With everything from chickens and rabbits to cashews and apricots out back, Mazen Saadeh is part restaurateur, part survivalist.
“I think the world is going very fast to hell and I want to be safe and find something to eat when the shelves will be empty,” says Mr. Saadeh, a Palestinian novelist and filmmaker who lived in Vienna, Paris, and Iowa before returning home to the West Bank several years ago. “If any war happens between the US and any countries, or Israel and Iran, it means the price of bread [will be] minimum $100.”
Then he adds that he doesn’t like bread.
That’s a pity, because the crusty loaves that come out of his outdoor oven and are served up on the porch of his renovated 1944 farmhouse are as delicious as the sunset colors that spread out over the valley below.
Inside, blinking red Christmas lights adorn the main dining space, which is further furnished with a guitar, poster of Hugo Chávez, accordion, chess set, and an African drum.
He hadn’t been planning on coming back here; he and his wife, Julia, had found an old house in Portland, Ore., and were planning on converting it into a weekend restaurant. But at the last minute he felt the pull of his native land. He told her, “No, khalas [enough], let’s go back to Palestine.”
The mayor of Bir Zeit, a university town near Ramallah, offered him a restaurant property he couldn’t refuse. But Julia apparently didn’t feel the same draw.
“So now she is making wine in Portland and I am making wine in the West Bank,” he says matter-of-factly, fiddling with his Apple computer.
Business was so great in Bir Zeit that he decided to open a second restaurant here in Beit Jala. But the drive between the two properties, which would take 45 minutes or less if he were allowed to drive on Israeli roads, consumes two hours each way and it became untenable to manage both properties. So he shut down the Bir Zeit restaurant, his “favorite baby,” and is now putting everything into this property, where he has established a Palestinian-style locavore restaurant. He has seven employees, all university students – “now there are seven families [making a] living,” he says – and a handful of volunteers that come from as far away as Hungary.

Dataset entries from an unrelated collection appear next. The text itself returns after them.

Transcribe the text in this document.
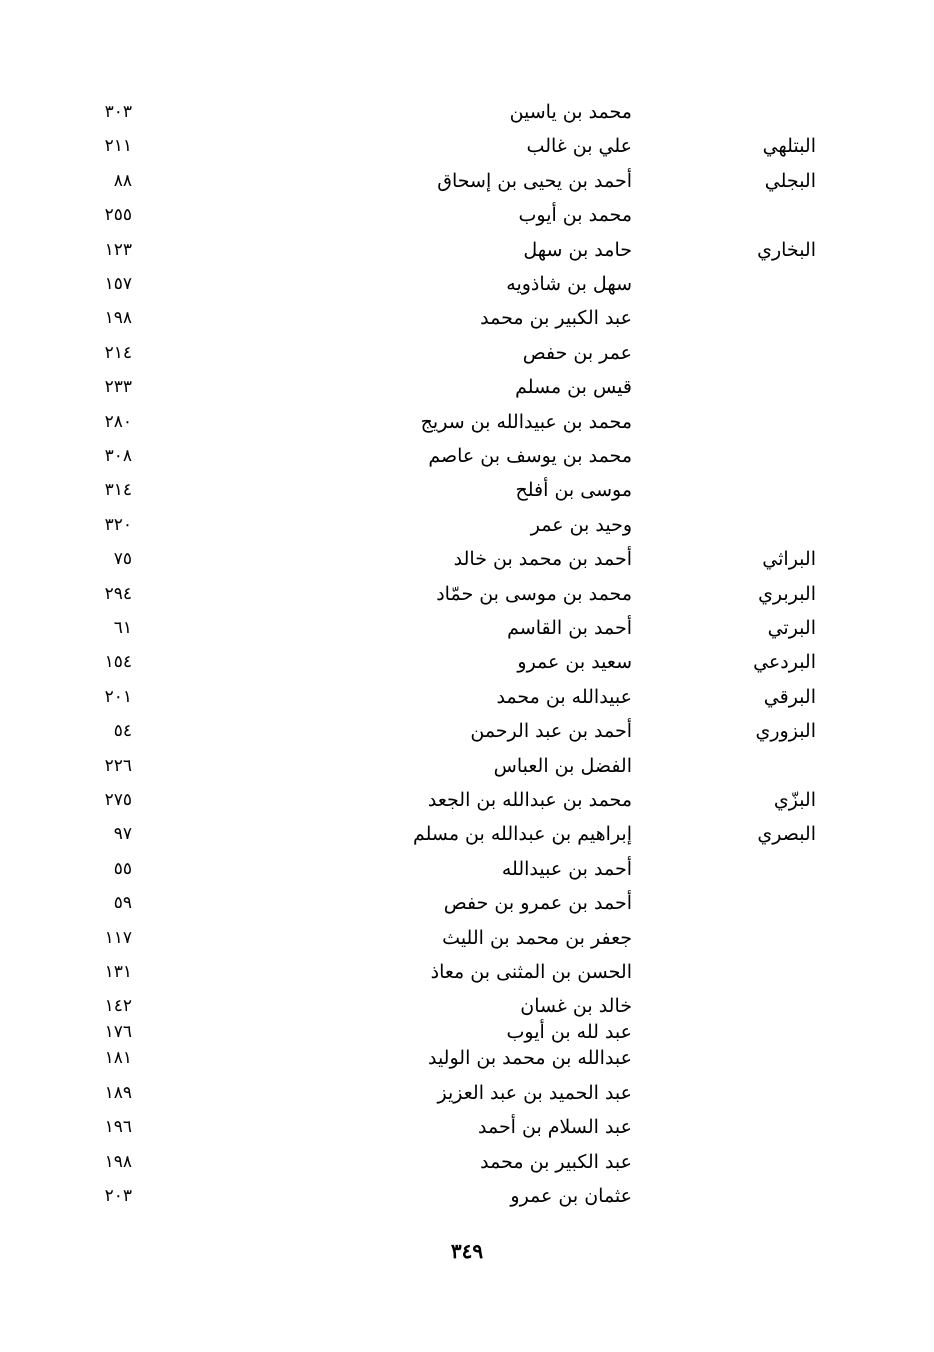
محمد بن ياسين
٣٠٣
البتلهي
علي بن غالب
٢١١
البجلي
أحمد بن يحيى بن إسحاق
٨٨
محمد بن أيوب
٢٥٥
البخاري
حامد بن سهل
١٢٣
سهل بن شاذويه
١٥٧
عبد الكبير بن محمد
١٩٨
عمر بن حفص
٢١٤
قيس بن مسلم
٢٣٣
محمد بن عبيدالله بن سريج
٢٨٠
محمد بن يوسف بن عاصم
٣٠٨
موسى بن أفلح
٣١٤
وحيد بن عمر
٣٢٠
البراثي
أحمد بن محمد بن خالد
٧٥
البربري
محمد بن موسى بن حمّاد
٢٩٤
البرتي
أحمد بن القاسم
٦١
البردعي
سعيد بن عمرو
١٥٤
البرقي
عبيدالله بن محمد
٢٠١
البزوري
أحمد بن عبد الرحمن
٥٤
الفضل بن العباس
٢٢٦
البزّي
محمد بن عبدالله بن الجعد
٢٧٥
البصري
إبراهيم بن عبدالله بن مسلم
٩٧
أحمد بن عبيدالله
٥٥
أحمد بن عمرو بن حفص
٥٩
جعفر بن محمد بن الليث
١١٧
الحسن بن المثنى بن معاذ
١٣١
خالد بن غسان
١٤٢
عبد لله بن أيوب
١٧٦
عبدالله بن محمد بن الوليد
١٨١
عبد الحميد بن عبد العزيز
١٨٩
عبد السلام بن أحمد
١٩٦
عبد الكبير بن محمد
١٩٨
عثمان بن عمرو
٢٠٣
٣٤٩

As the last rays of sunlight grace the tops of his fruit and olive trees, he heads outside and pads down the rocky path, bending over his peas and tomatoes, and wagging a finger at the small swimming pool that he is renovating for carp – right next to a larger one that local elders remember using as kids.
Evening prayers echo across the valley, mingling with the sound of silverware tinkling in the outdoor kitchen as the minutiae of daily life makes itself heard amid the strains of religion and politics in this storied land.